Não precisou chegar 2026 para o Réveillon de seu Edilton e dona Francisca. Luzes de um novo passo acenderam-se antes. Luzes da igreja em que finalmente realizaram um sonho aconchegado por 50 anos: o de receber bênçãos divinas perante o altar – “sim” alto e confirmado no meio de filhos, netos, amigos, toda uma longa história para contar.
Foi no último 28 de dezembro. Manhã de sol na igreja Nossa Senhora do Perpétuo Socorro, conjunto Jereissati, Região Metropolitana de Fortaleza. Calor e casamento coletivo. Seu Edilton juntou-se a outros sete noivos em uma sala; dona Francisca e o restante das noivas em outra. “Começou um falatório, e a gente começou a chorar”, conta ele.

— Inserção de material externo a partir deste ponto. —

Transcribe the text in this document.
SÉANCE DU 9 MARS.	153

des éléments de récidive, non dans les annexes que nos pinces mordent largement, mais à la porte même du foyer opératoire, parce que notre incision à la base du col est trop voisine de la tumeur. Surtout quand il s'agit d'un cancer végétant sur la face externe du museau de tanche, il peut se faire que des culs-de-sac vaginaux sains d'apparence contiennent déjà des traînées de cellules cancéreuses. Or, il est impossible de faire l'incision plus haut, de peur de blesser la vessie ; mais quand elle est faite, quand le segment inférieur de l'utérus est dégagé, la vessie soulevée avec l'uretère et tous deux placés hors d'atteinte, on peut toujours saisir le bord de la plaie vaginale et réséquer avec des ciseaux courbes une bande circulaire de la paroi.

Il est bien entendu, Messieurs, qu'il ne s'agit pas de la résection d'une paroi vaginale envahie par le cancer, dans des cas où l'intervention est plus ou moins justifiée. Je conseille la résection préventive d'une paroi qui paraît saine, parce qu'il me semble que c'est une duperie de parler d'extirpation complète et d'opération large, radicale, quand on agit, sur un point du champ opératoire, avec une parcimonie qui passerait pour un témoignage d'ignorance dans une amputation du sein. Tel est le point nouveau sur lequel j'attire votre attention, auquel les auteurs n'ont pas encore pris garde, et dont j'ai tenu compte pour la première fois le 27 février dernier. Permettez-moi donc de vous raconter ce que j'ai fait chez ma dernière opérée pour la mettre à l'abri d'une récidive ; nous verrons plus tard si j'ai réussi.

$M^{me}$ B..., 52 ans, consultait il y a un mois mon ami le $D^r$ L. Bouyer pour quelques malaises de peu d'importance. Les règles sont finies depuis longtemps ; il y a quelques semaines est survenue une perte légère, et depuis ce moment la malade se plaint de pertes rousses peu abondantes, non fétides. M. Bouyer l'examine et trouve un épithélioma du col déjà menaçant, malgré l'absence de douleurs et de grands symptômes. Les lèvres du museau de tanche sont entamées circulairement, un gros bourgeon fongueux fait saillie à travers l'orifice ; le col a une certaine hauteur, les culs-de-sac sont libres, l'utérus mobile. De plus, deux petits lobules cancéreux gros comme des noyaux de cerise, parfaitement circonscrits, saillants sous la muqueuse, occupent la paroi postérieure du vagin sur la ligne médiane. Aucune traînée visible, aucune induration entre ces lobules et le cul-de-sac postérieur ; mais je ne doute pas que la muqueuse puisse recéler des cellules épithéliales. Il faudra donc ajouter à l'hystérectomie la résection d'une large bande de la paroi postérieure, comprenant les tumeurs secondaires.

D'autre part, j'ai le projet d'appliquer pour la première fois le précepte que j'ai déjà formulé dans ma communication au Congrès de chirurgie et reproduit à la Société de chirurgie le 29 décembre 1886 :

No momento da entrada do cortejo, porém, disse a si mesmo que controlaria as lágrimas, e assim foi – até que elas irromperam de novo em outros vários instantes da cerimônia. Emoção justificada: observar a estrada ali foi motivo para perceber que tudo tinha sido muito bom. O destino foi mestre e rei. Caprichou em apresentar o amor.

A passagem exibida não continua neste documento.